Gerard, a bright-eyed eight-year-old with closely-cropped hair, tucks into his meal, showing no signs of thinking about how very close to death he once came.
The jovial little lad is one of Ivory Coast's "cursed" children. Custom dictated that he should not live.
Gerard's mother died while she was giving birth - and the tradition of the Tagbana ethnic group was that her baby, deemed the work of an evil spirit, should be drowned.
The child's big break came through a tiny charity - a home called the Saint Genevieve Welcome and Transit Centre, located in the northern town of Katiola, the only one of its kind in the country.
With meagre funds, it works to save "cursed" children from their doom.
Set up by a Catholic priest, Germain Coulibaly Kalari, 54, the home today shelters 17 children aged between three and 14, two of whom are infected with HIV.
"If a child's mother dies while giving birth, or a child is born with a handicap, the child is got rid of," Kalari said bluntly.
They are considered to carry a "curse" for the entire community, he explained.
Such practices are also prevalent in other African countries. In Madagascar for example, twins were killed or abandoned at birth because they were viewed as a bad omen.
"The child is shunned because he is blamed for misfortune, and so is physically eliminated," Kalari said, sitting on the terrace which also doubles as the home's schoolroom and dining room.
"I have seen many cases of this kind... Each time I think about it, it sends a shiver down my spine," he said. "It drove me to do something to save these children from death." .
"Cursed" children are typically drowned in bathwater - but sometimes poisons are used in the case of "snake children," the term for babies whose handicap will prevent them from walking or talking.
The word "kill" is never used.
The favourite formulation is that the child is "being escorted back to its real parents, the spirits, meaning supernatural beings," said Celine, a local woman in her forties who sells food at the market.
Those who are tasked with carrying out the act first speak to the parents, explaining that a malevolent spirit intervened when their child was conceived.
As a result, the infant is not human and must be "escorted back," she said.
"You will not see any handicapped person in our region," said Kalari, who began his child-saving mission eight years ago. He regularly issues demands from his pulpit for the lethal practice to end.
Such practices are legally banned but are often clandestinely carried out with the complicity of the parents and consequently there are no legal proceedings.
Vincent Morife, a sociologist, said ending the life of a "cursed" child was defended on the grounds of stigma: the infant would have only the bleakest future in a society where superstition and ignorance of handicap is so deeply entrenched.
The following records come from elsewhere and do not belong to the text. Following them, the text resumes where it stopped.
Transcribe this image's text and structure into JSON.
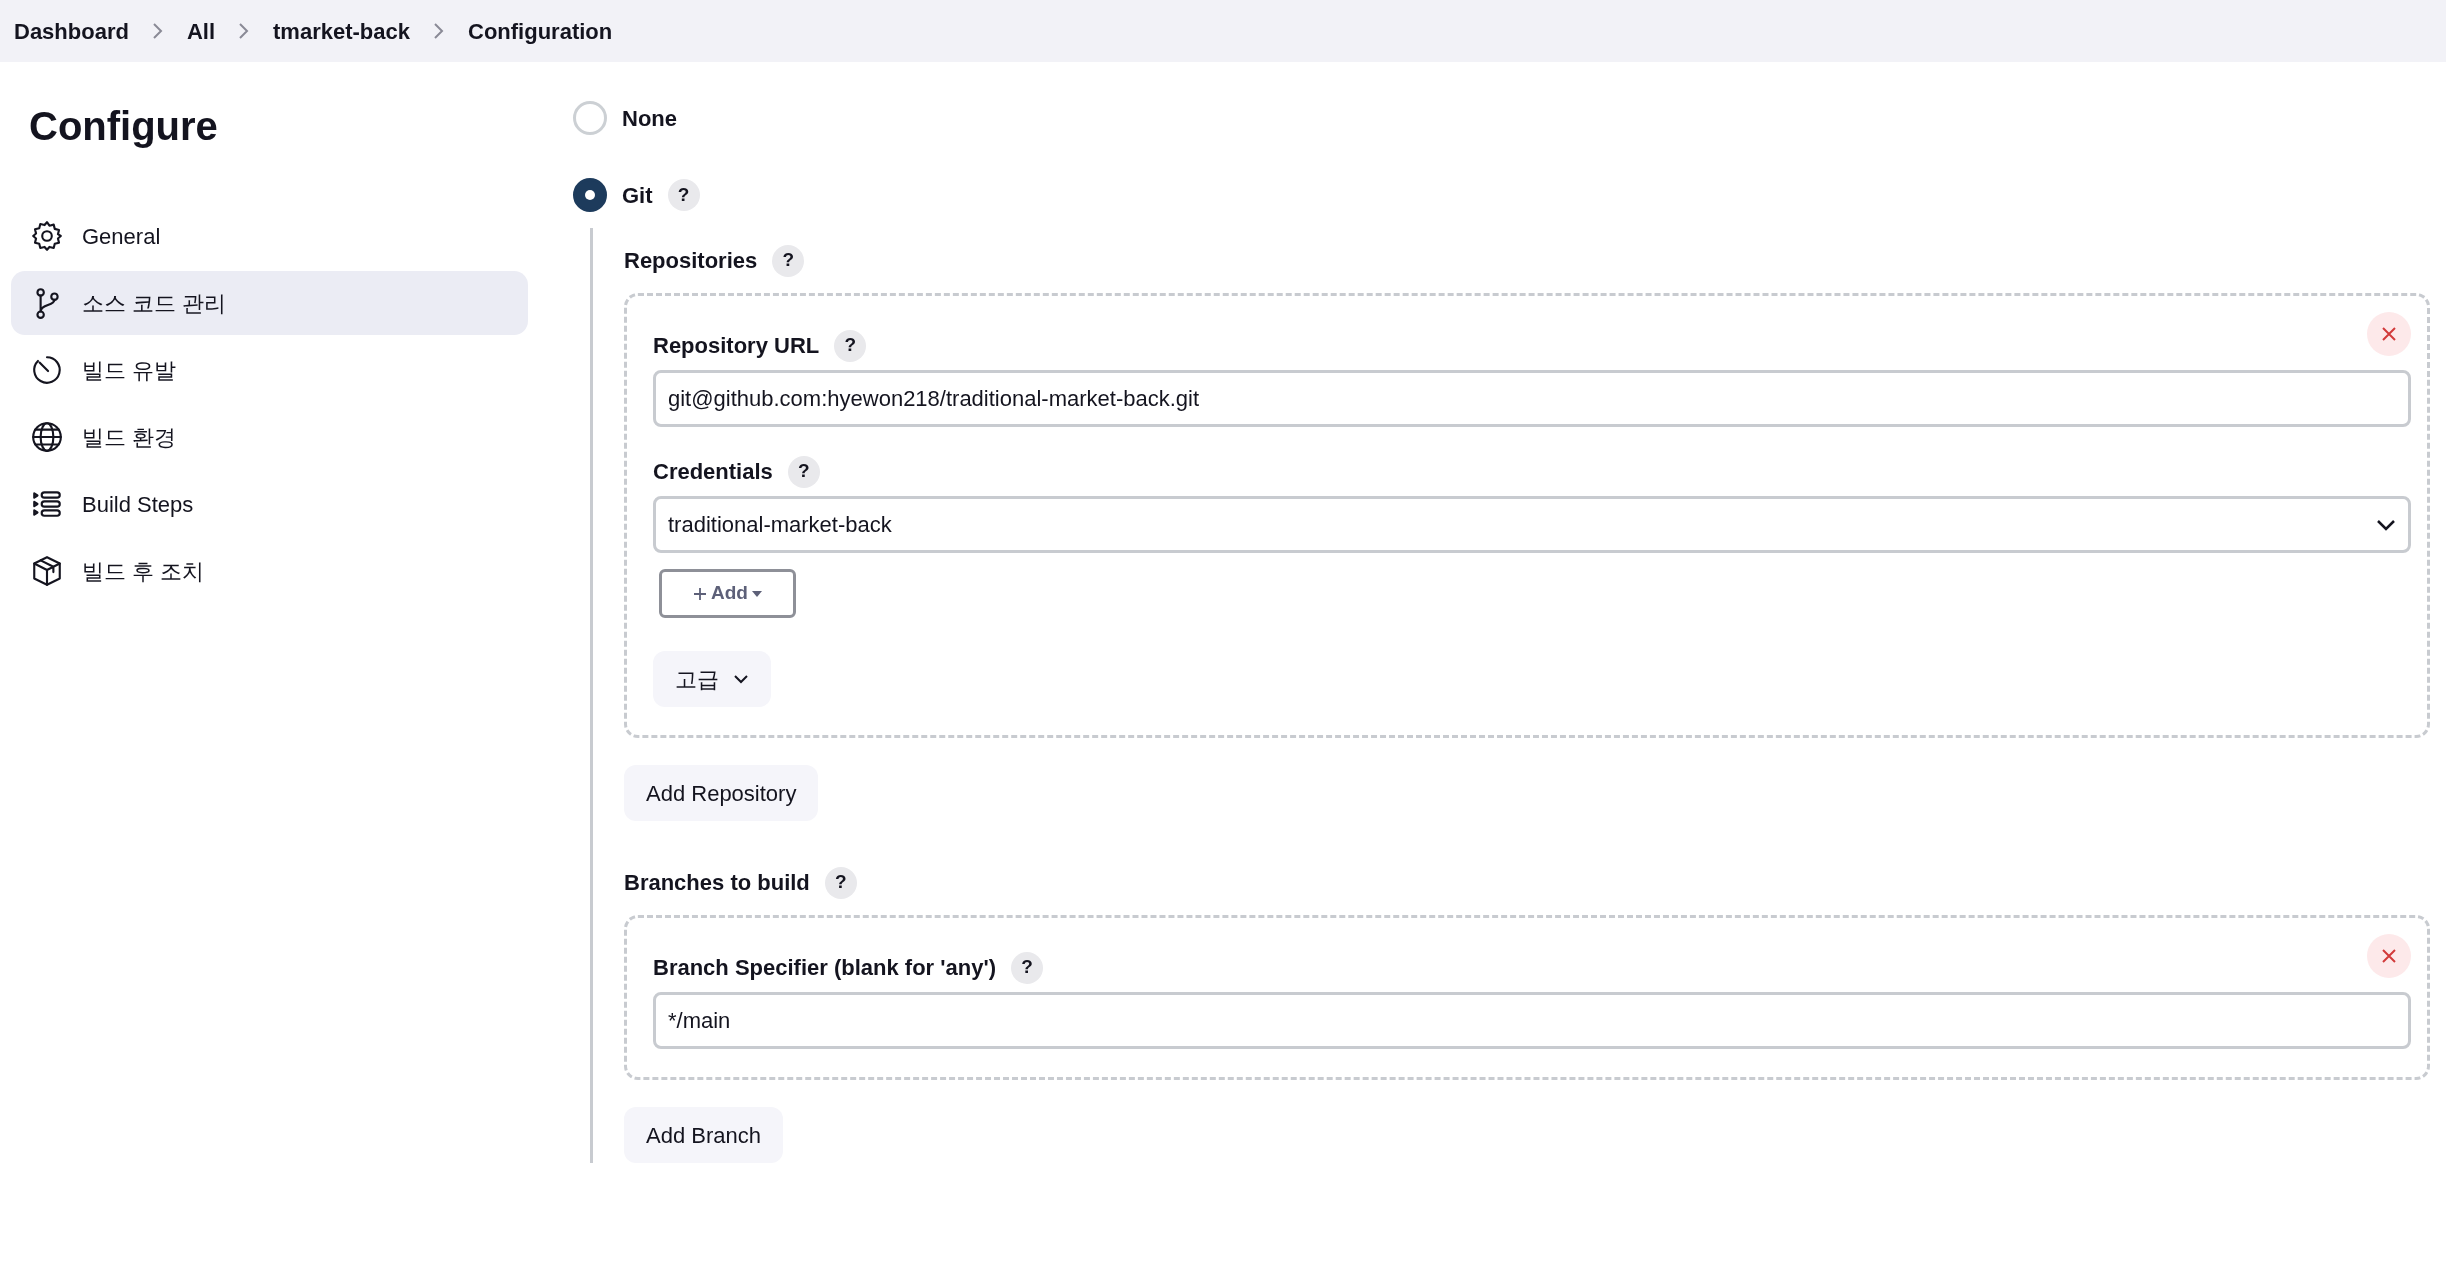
{
  "breadcrumbs": [
    {
      "label": "Dashboard"
    },
    {
      "label": "All"
    },
    {
      "label": "tmarket-back"
    },
    {
      "label": "Configuration"
    }
  ],
  "sidebar": {
    "title": "Configure",
    "items": [
      {
        "label": "General",
        "selected": false
      },
      {
        "label": "소스 코드 관리",
        "selected": true
      },
      {
        "label": "빌드 유발",
        "selected": false
      },
      {
        "label": "빌드 환경",
        "selected": false
      },
      {
        "label": "Build Steps",
        "selected": false
      },
      {
        "label": "빌드 후 조치",
        "selected": false
      }
    ]
  },
  "scm_options": [
    {
      "label": "None",
      "selected": false
    },
    {
      "label": "Git",
      "selected": true,
      "help": "?"
    }
  ],
  "git": {
    "repositories_label": "Repositories",
    "repositories_help": "?",
    "repositories": [
      {
        "url_label": "Repository URL",
        "url_help": "?",
        "url": "git@github.com:hyewon218/traditional-market-back.git",
        "credentials_label": "Credentials",
        "credentials_help": "?",
        "credentials": "traditional-market-back",
        "add_button": "Add",
        "advanced_button": "고급"
      }
    ],
    "add_repository_button": "Add Repository",
    "branches_label": "Branches to build",
    "branches_help": "?",
    "branches": [
      {
        "label": "Branch Specifier (blank for 'any')",
        "help": "?",
        "value": "*/main"
      }
    ],
    "add_branch_button": "Add Branch"
  }
}
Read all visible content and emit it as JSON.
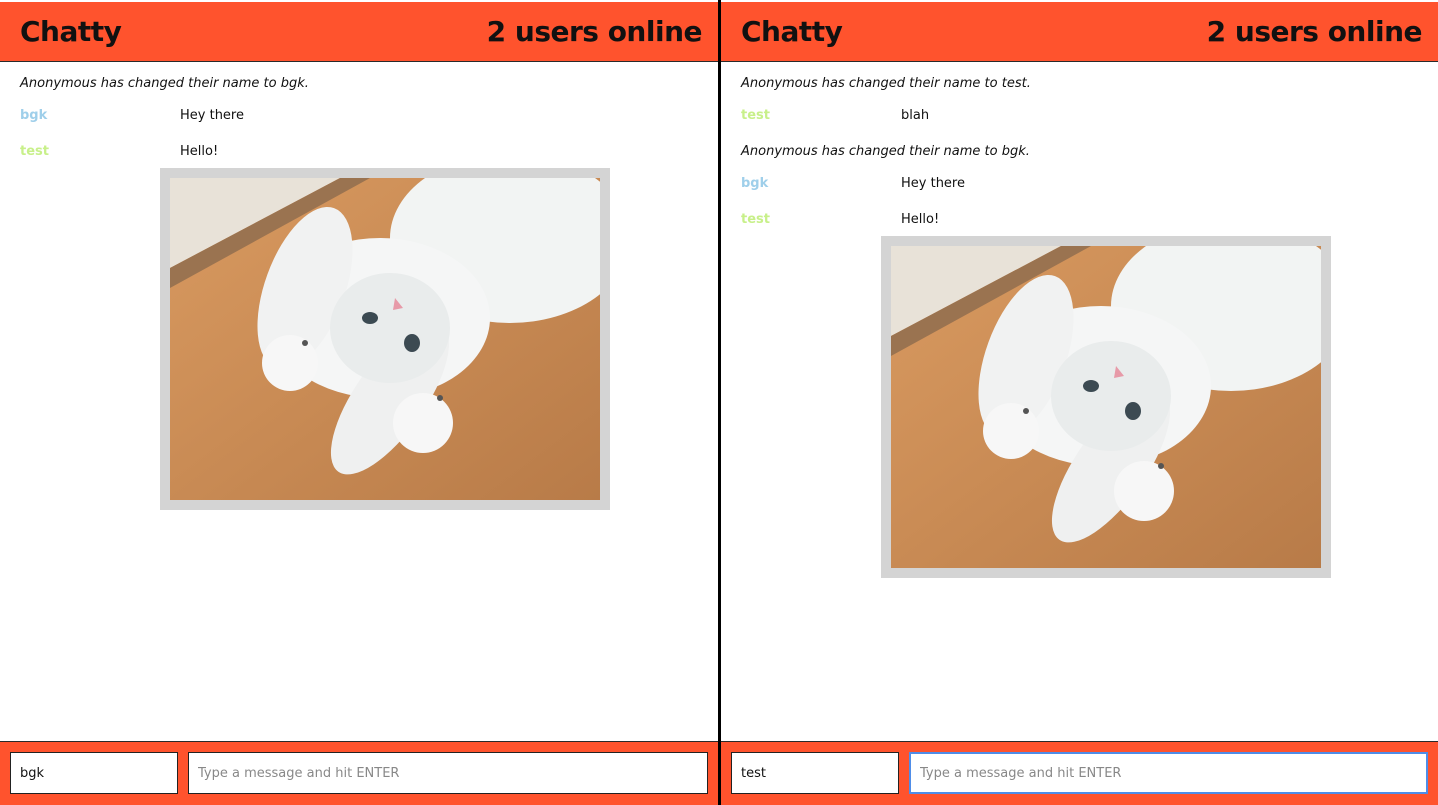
{
  "left": {
    "header": {
      "brand": "Chatty",
      "online": "2 users online"
    },
    "messages": [
      {
        "type": "system",
        "text": "Anonymous has changed their name to bgk."
      },
      {
        "type": "chat",
        "user": "bgk",
        "text": "Hey there"
      },
      {
        "type": "chat",
        "user": "test",
        "text": "Hello!"
      }
    ],
    "footer": {
      "name_value": "bgk",
      "message_placeholder": "Type a message and hit ENTER"
    }
  },
  "right": {
    "header": {
      "brand": "Chatty",
      "online": "2 users online"
    },
    "messages": [
      {
        "type": "system",
        "text": "Anonymous has changed their name to test."
      },
      {
        "type": "chat",
        "user": "test",
        "text": "blah"
      },
      {
        "type": "system",
        "text": "Anonymous has changed their name to bgk."
      },
      {
        "type": "chat",
        "user": "bgk",
        "text": "Hey there"
      },
      {
        "type": "chat",
        "user": "test",
        "text": "Hello!"
      }
    ],
    "footer": {
      "name_value": "test",
      "message_placeholder": "Type a message and hit ENTER"
    }
  },
  "colors": {
    "brand_bar": "#ff532d",
    "user_bgk": "#9fcfea",
    "user_test": "#c8f08a",
    "focus_ring": "#4f8de8"
  }
}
"It is going to be hard, very hard, for parents around here to give up the practice," said Abiba Kone, who has been managing the centre since it was set up five years ago, casting a protective eye over "her children." "If you have a handicapped child, you have to look after it when you are supposed to be working in the fields," she adds. "(...) Parents feel it's a waste of time, and that's why they prefer to get rid of the child." .
Kone's "staff" comprises a cook, a cleaner and a child minder. The centre scrapes by thanks to gifts from "kind people, NGOs and local people," she said.
The home includes a bedroom for the girls and another for the boys, each with three triple bunk beds, and cribs for the babies.
The walls of the living room are lined with donated books, and there is a small television for the children.
The children's day begins with prayers, followed by breakfast and schooling, or for the very young, play time.
The centre is a haven. But only for a while.
"We are unable to keep children beyond the age of 15," said Kalari, heaving a sigh of regret. "Those who go back to their families are rejected or left to starve."